New Board of Regents President Drew Petersen said he believes the University of Wisconsin System made a “responsible request” to the state’s budget committee and plans to continue to push for more money.

“I, along with other folks in the system and on the board, are continuing to make the case that this is a terrific reinvestment, and we’re optimistic that we’ll see additional dollars,” Petersen told News 3 Now.

The Republican-controlled Joint Committee on Finance approved spending $69 million less on the UW System than Democratic Gov. Tony Evers proposed, leading UW System President Ray Cross to say he feels like he’s been “kicked in the shins.”

GOP leaders have said Evers’ plan spends more than the state can afford.

The Republican-crafted plan, which the full Legislature will vote on next week, continues a two-year tuition freeze for in-state students, but it eliminates the funding Evers proposed for the tuition freeze.

“The Board of Regents has previously supported a tuition freeze with the recognition that there’d be reinvestment for things like faculty salaries, like public safety,” Petersen said.

Judith Bursytn, the chair of UW-Madison’s chemistry department and a former president of the non-profit faculty group PROFS, said universities currently face problems recruiting and retaining faculty members because their salaries aren’t competitive.

“There was a roughly 20-year period where very few people left our department, and over the last five or six years, we’ve seen quite a number of departures,” Burstyn said.

Under the two-year plan approved by the budget committee, UW faculty members would see a 2 percent pay increase the first year and a 2 percent pay increase the second year.

However, if the state doesn’t provide the $50 million Evers asked for to pay for the tuition freeze, it will lead to problems in paying for the raises for faculty, Burstyn explained.

Universities would have to allocate about $16 million from other places to cover the 2 percent pay increase, according to the nonpartisan Legislative Fiscal Bureau.

In total, the Republican-crafted budget proposal gives the UW system about $58 million more in state funding.
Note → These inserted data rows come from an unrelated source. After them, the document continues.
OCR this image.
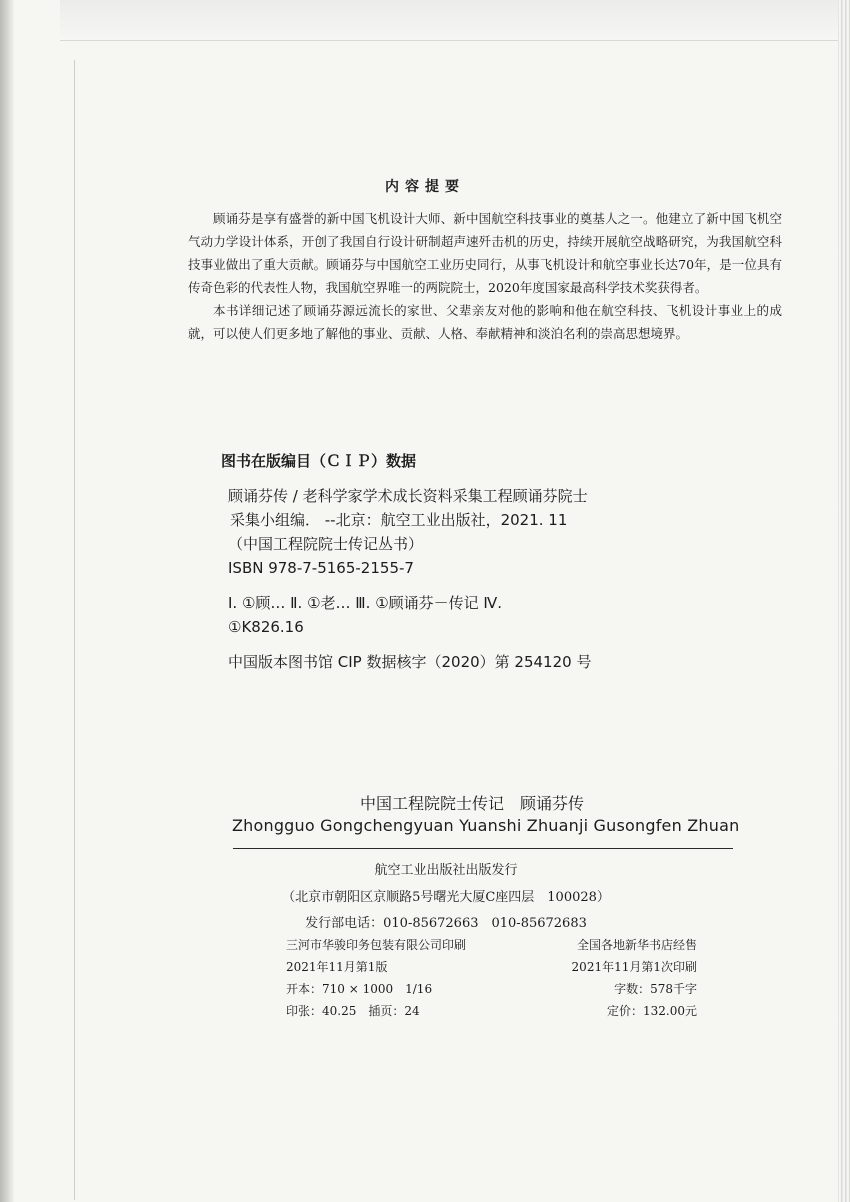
内容提要

顾诵芬是享有盛誉的新中国飞机设计大师、新中国航空科技事业的奠基人之一。他建立了新中国飞机空气动力学设计体系，开创了我国自行设计研制超声速歼击机的历史，持续开展航空战略研究，为我国航空科技事业做出了重大贡献。顾诵芬与中国航空工业历史同行，从事飞机设计和航空事业长达70年，是一位具有传奇色彩的代表性人物，我国航空界唯一的两院院士，2020年度国家最高科学技术奖获得者。

本书详细记述了顾诵芬源远流长的家世、父辈亲友对他的影响和他在航空科技、飞机设计事业上的成就，可以使人们更多地了解他的事业、贡献、人格、奉献精神和淡泊名利的崇高思想境界。

图书在版编目（ＣＩＰ）数据
顾诵芬传 / 老科学家学术成长资料采集工程顾诵芬院士
采集小组编． --北京：航空工业出版社，2021. 11
（中国工程院院士传记丛书）
ISBN 978-7-5165-2155-7
Ⅰ. ①顾… Ⅱ. ①老… Ⅲ. ①顾诵芬－传记 Ⅳ.
①K826.16
中国版本图书馆 CIP 数据核字（2020）第 254120 号
中国工程院院士传记　顾诵芬传
Zhongguo Gongchengyuan Yuanshi Zhuanji Gusongfen Zhuan
航空工业出版社出版发行
（北京市朝阳区京顺路5号曙光大厦C座四层　100028）
发行部电话：010-85672663　010-85672683
三河市华骏印务包装有限公司印刷
2021年11月第1版
开本：710 × 1000　1/16
印张：40.25　插页：24
全国各地新华书店经售
2021年11月第1次印刷
字数：578千字
定价：132.00元
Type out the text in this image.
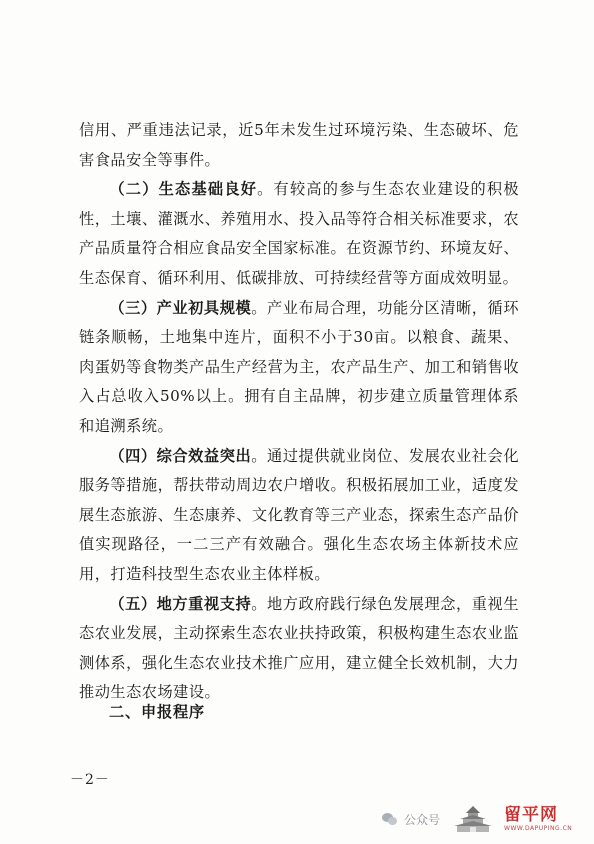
信用、严重违法记录，近5年未发生过环境污染、生态破坏、危害食品安全等事件。

（二）生态基础良好。有较高的参与生态农业建设的积极性，土壤、灌溉水、养殖用水、投入品等符合相关标准要求，农产品质量符合相应食品安全国家标准。在资源节约、环境友好、生态保育、循环利用、低碳排放、可持续经营等方面成效明显。

（三）产业初具规模。产业布局合理，功能分区清晰，循环链条顺畅，土地集中连片，面积不小于30亩。以粮食、蔬果、肉蛋奶等食物类产品生产经营为主，农产品生产、加工和销售收入占总收入50%以上。拥有自主品牌，初步建立质量管理体系和追溯系统。

（四）综合效益突出。通过提供就业岗位、发展农业社会化服务等措施，帮扶带动周边农户增收。积极拓展加工业，适度发展生态旅游、生态康养、文化教育等三产业态，探索生态产品价值实现路径，一二三产有效融合。强化生态农场主体新技术应用，打造科技型生态农业主体样板。

（五）地方重视支持。地方政府践行绿色发展理念，重视生态农业发展，主动探索生态农业扶持政策，积极构建生态农业监测体系，强化生态农业技术推广应用，建立健全长效机制，大力推动生态农场建设。

二、申报程序
－2－
公众号	留平网
WWW.DAPUPING.CN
Of the total, $8 million would provide funding for dairy hubs at multiple UW campuses.

However, there is a catch for the rest of the money. The remaining $45 million would only be turned over to the UW system if lawmakers approve of how they want to spend it.

Petersen called that idea “a little bit heavy handed.”

“We have done a very good job as it relates to receiving performance-based funding that was put in several bienniums previous and demonstrated that the dollars we’re receiving are being well invested in high-impact programs and making a difference,” he said.

Petersen said he was “thrilled” by the $1.1 billion the budget committee approved for UW System state building projects. It includes nearly $78 million to renovate Camp Randall stadium and $48 million to renovate the Kohl Center.